Brussels: Euro zone joblessness in March and April rose to the highest level since the EU began tracking unemployment data for the currency area, highlighting the devastating impact of the bloc’s debt crisis.
Around 17.4 million people were out of work in the 17-nation euro zone in April, or 11% of the working population, the highest level since records began in 1995, the EU’s statistics office Eurostat said on Friday.
The level was the same as March, as Eurostat revised upwards its earlier reading of 10.9% for the month.
While expected by economists polled by Reuters, the data came as a key business sentiment survey showed the deep slump in manufacturing across the euro zone and appeared to suggest the bloc’s economy will shrink in the second quarter of this year.
The bloc narrowly avoided recession in the first three months of this year as the economy stagnated but did not contract. Still, the picture masks the wide divisions in the health of Europe’s economy, and the same goes for joblessness.
While unemployment fell in Austria to just 3.9% in April, it rose to 24.3% in Spain, the highest in the euro zone. New data for stricken Greece was not immediately available, having reached 21.7% in February.

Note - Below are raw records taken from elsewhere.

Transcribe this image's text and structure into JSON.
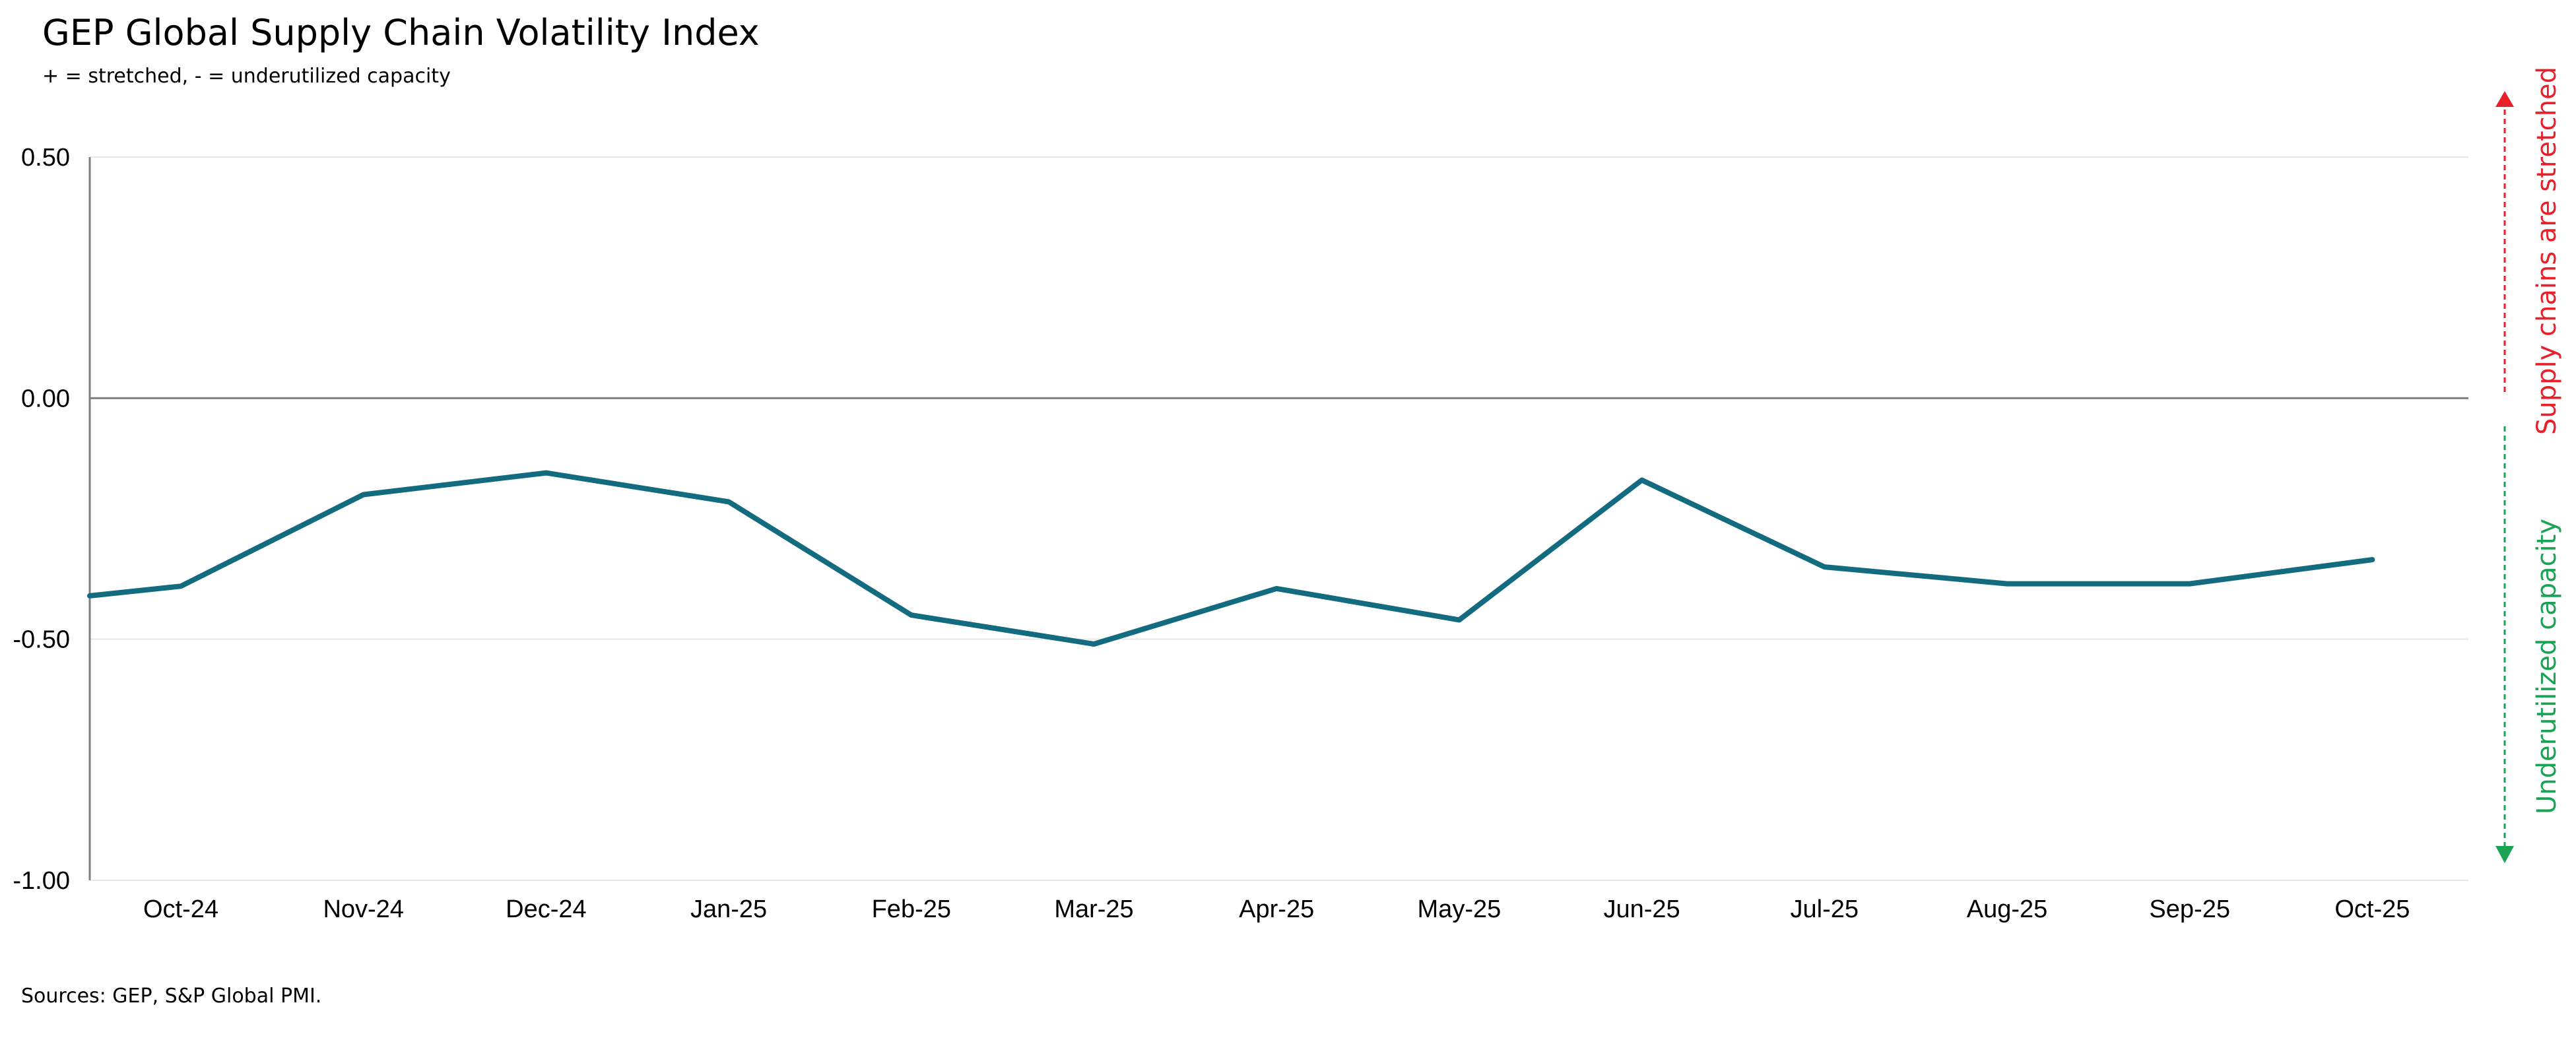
{
  "title": "GEP Global Supply Chain Volatility Index",
  "subtitle": "+ = stretched, - = underutilized capacity",
  "source": "Sources: GEP, S&P Global PMI.",
  "annotations": {
    "upper": "Supply chains are stretched",
    "lower": "Underutilized capacity",
    "upper_color": "#e8202a",
    "lower_color": "#1aa352"
  },
  "colors": {
    "line": "#136b80",
    "zero_line": "#808080",
    "grid": "#e8e8e8",
    "axis": "#808080"
  },
  "chart_data": {
    "type": "line",
    "title": "GEP Global Supply Chain Volatility Index",
    "subtitle": "+ = stretched, - = underutilized capacity",
    "categories": [
      "Oct-24",
      "Nov-24",
      "Dec-24",
      "Jan-25",
      "Feb-25",
      "Mar-25",
      "Apr-25",
      "May-25",
      "Jun-25",
      "Jul-25",
      "Aug-25",
      "Sep-25",
      "Oct-25"
    ],
    "series": [
      {
        "values": [
          -0.39,
          -0.2,
          -0.155,
          -0.215,
          -0.45,
          -0.51,
          -0.395,
          -0.46,
          -0.17,
          -0.35,
          -0.385,
          -0.385,
          -0.335
        ]
      }
    ],
    "series_start_value": -0.41,
    "ylim": [
      -1.0,
      0.5
    ],
    "yticks": [
      0.5,
      0.0,
      -0.5,
      -1.0
    ],
    "ytick_labels": [
      "0.50",
      "0.00",
      "-0.50",
      "-1.00"
    ],
    "grid": true,
    "legend": "none"
  }
}
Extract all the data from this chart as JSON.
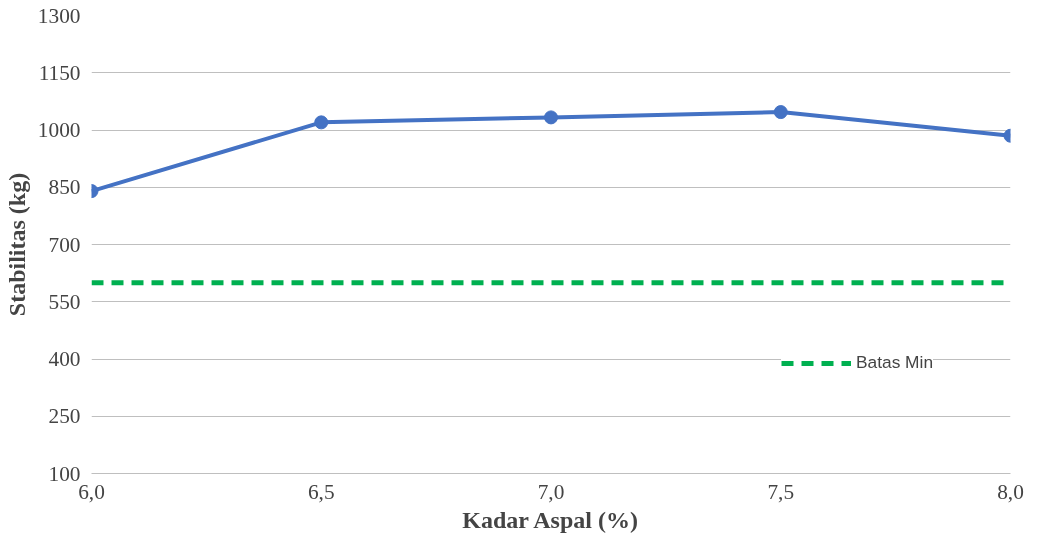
{
  "chart_data": {
    "type": "line",
    "xlabel": "Kadar Aspal (%)",
    "ylabel": "Stabilitas (kg)",
    "x": [
      6.0,
      6.5,
      7.0,
      7.5,
      8.0
    ],
    "series": [
      {
        "color": "#4472c4",
        "values": [
          840,
          1020,
          1033,
          1047,
          985
        ]
      }
    ],
    "marker": "circle",
    "line_style": "solid",
    "xlim": [
      6.0,
      8.0
    ],
    "xticks": [
      {
        "value": 6.0,
        "label": "6,0"
      },
      {
        "value": 6.5,
        "label": "6,5"
      },
      {
        "value": 7.0,
        "label": "7,0"
      },
      {
        "value": 7.5,
        "label": "7,5"
      },
      {
        "value": 8.0,
        "label": "8,0"
      }
    ],
    "ylim": [
      100,
      1300
    ],
    "yticks": [
      100,
      250,
      400,
      550,
      700,
      850,
      1000,
      1150,
      1300
    ],
    "grid": "y",
    "legend": "right",
    "ref_lines": [
      {
        "axis": "y",
        "value": 600,
        "label": "Batas Min",
        "color": "#00b050",
        "line_style": "dashed"
      }
    ]
  }
}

The number of people out of work also crept up in both France and Italy to 10.2% in April, the euro zone’s second and third largest economies respectively.
Joblessness in Germany fell to 5.4% of the working population from 5.5% in March, although economists say given the weakening business sentiment, even Europe’s largest economy cannot expect unemployment to fall much further.
“More uncertainty (from the debt crisis) would surely be poison for the economy and for the companies’ willingness to hire staff,” Commerzbank analyst Eckart Tuchtfeld wrote in a note to clients.